Finish the degree, it's amazingly helpful visa wise if you ever want to apply to jobs in other countries. I left the UK for Canada and it would have been way harder without a degree (I believe there's some amount of 'years in the industry' that adds up to a degree for work visas, my memories foggy but i think it was around 10 years..)
I'm just checking, you have sorted out a work visa yeah or already applied to jobs? As from what I remember you can only get a 6 month visitor visa, which means you have that much time to try and get a job and get a work permit sorted before you'd have to leave the country. It's doable but I would probably do a lot more research on the subject before moving my family over.
I haven't sorted out a work visa yet. I am during research phase on this subject, so far it doesn't look too hard. I'd like to find a job before I move out to Canada - I dont need to go there right now, I can wait some time. Thanks for advice I will focus on visa research.
There's a few places around Vancouver that I would avoid and seems like you found one of them....sorry to hear that.
As others have said the Linkedin issue is ridiculous, just change it to shut him up.
The issue of overtime is something else though, if this was never mentioned before then my spidey-sense would be tingling about how the future will go at this place. I'm obviously not familiar with your exact situation (do you really need the job etc) but if you can risk moving on then I would have a honest chat with the PM...if it sounds like a no go then I would just be ready to move on.
2 of my now friends started work at a place in Vancouver (seperately) and left within 3 weeks due to the unrealistic expectations.
The LinkedIn request is ridiculous. Even it would shut his PM up, he shouldn't change it. If he caves on such a stupid request, his PM is going to wonder what else he will cave on. Going through life letting your employer bully you around is a good way to be stuck forever doing the grunt work.
(To be fair to the company it's hard to say whether it's the employer doing the bullying or just this mid-level employee whose doing it.)
The reason I suggested just doing the LinkedIn update is that it's so plainly ridiculous and easy to fix that if the PM truly thinks that's a measure that's important then give it to him. But then stand firm on whatever views you have on the OT.
Basically my gist was spend your energy and time fighting about something you care about, and at the same time show you're a 'team player' as you changed your linkedin status.
But it's all subjective, I continually change my views on how to handle issues like this in the work place, I tend to swing to each extreme as time goes on....I figure I'll get it right by the time I retire :)
But really...If I had other opportunities then I'd get the hell out.
I humbly disagree, if you say to the user that the username was correct but the password was wrong then you have leaked information to the user that they should not have access to. i.e. If email is used as a username and I go to a porn site and type in my wifes email address and a random email and it comes back 'username right, password wrong' then I now know she has an account there which she was trying to kepp secret.
It's not only bad from that point of view, but also the attacker now knows you have a account there and so could try social engineering techniques to gain access to your account, it basically provides a attack opportunity that it doesn't have to.
I think you're missing the point, which is that that information is already unavoidably leaked by the signup form. So leaking it from the log in form doesn't change anything.
Yep, the only way to really leak no information is to just always say that the action (sign up, forgot password) was sucessful, which is awful from a ux perspective. Don't forget to go through the motions of registration/recovery to stave off timing attacks as well.
I have actually worked on systems where the signup form allowed multiple users to have the same user name, and the log in process consisted of checking for the existence of a (username,password) pair. Needless to say, I regarded this as a major design flaw and fixed it (except for the existing non-unique users).
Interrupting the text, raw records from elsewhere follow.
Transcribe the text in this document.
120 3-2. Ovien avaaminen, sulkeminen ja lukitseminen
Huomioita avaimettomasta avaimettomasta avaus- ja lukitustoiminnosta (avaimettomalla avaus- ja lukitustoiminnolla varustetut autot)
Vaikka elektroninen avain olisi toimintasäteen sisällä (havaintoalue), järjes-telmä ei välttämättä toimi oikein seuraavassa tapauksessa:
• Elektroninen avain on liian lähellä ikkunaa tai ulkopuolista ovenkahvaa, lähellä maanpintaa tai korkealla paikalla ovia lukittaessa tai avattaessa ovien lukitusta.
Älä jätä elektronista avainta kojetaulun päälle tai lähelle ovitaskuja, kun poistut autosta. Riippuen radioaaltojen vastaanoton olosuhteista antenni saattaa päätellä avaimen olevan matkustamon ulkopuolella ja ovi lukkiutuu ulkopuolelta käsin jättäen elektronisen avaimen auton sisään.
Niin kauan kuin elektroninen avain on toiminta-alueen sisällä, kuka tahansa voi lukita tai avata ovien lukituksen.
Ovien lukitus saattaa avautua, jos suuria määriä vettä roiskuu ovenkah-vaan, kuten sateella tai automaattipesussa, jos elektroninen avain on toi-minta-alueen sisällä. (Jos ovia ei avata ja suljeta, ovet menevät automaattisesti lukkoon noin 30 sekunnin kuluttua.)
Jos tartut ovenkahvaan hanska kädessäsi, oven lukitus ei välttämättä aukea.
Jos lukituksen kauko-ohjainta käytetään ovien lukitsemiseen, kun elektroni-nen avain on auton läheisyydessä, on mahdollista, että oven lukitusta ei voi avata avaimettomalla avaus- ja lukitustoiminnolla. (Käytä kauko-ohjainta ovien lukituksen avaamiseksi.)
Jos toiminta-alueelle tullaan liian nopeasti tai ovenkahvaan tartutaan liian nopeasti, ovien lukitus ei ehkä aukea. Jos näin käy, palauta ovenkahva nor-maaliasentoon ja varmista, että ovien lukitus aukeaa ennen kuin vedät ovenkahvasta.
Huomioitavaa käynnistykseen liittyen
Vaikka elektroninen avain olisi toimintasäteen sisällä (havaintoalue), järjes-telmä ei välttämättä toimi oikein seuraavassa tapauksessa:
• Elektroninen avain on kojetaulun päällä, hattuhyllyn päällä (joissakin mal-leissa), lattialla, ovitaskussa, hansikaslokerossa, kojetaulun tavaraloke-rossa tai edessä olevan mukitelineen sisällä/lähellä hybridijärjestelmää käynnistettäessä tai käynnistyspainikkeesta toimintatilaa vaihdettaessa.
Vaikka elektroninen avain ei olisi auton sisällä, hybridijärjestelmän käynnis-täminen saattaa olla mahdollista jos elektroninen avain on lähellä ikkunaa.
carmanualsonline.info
But there is, for all the reasons it shouldn't be done, a situation where the signup form doesn't leak usernames.
That's a very binary way of looking at it. Depending on the sign up flow, it may be much more difficult to discover the existence of a username or not, than it is in the login form. (For instance, if the signup flow involves payment details before the username step.)
Are you going to enforce uniqueness of payment details? And if so, what part of those details must be unique? Will you require a unique credit card number?
If so, you will have to maintain either a bloom filter or a list of hashes for all eternity to ensure that nobody signs up twice with the same CC number. [Edit: actually, you could keep the scrambled CC data for a finite length of time if you're just trying to rate-limit, but still see below]
So suppose you've done all that. Are you going to do a test charge to see if the credit card number is valid before allowing the user to choose a username? If you don't, your efforts are wasted, since anyone can just use a CC generator (they're used for testing) to sign up for new accounts all day. If you do, you've probably driven away 99% of your users with your ridiculous signup process.
If you're using a third-party payment provider like Authorize.net or Braintree to store CC numbers, you'll be given a unique token from the provider when you add the CC number. When you add the CC you can also have the provider run and immediately void a dummy transaction to verify the card is real, too.
Leaking emails is bad. Leaking site-specific user-names seems like less of an issue, particularly when they're exposed anyway through simple use of the site.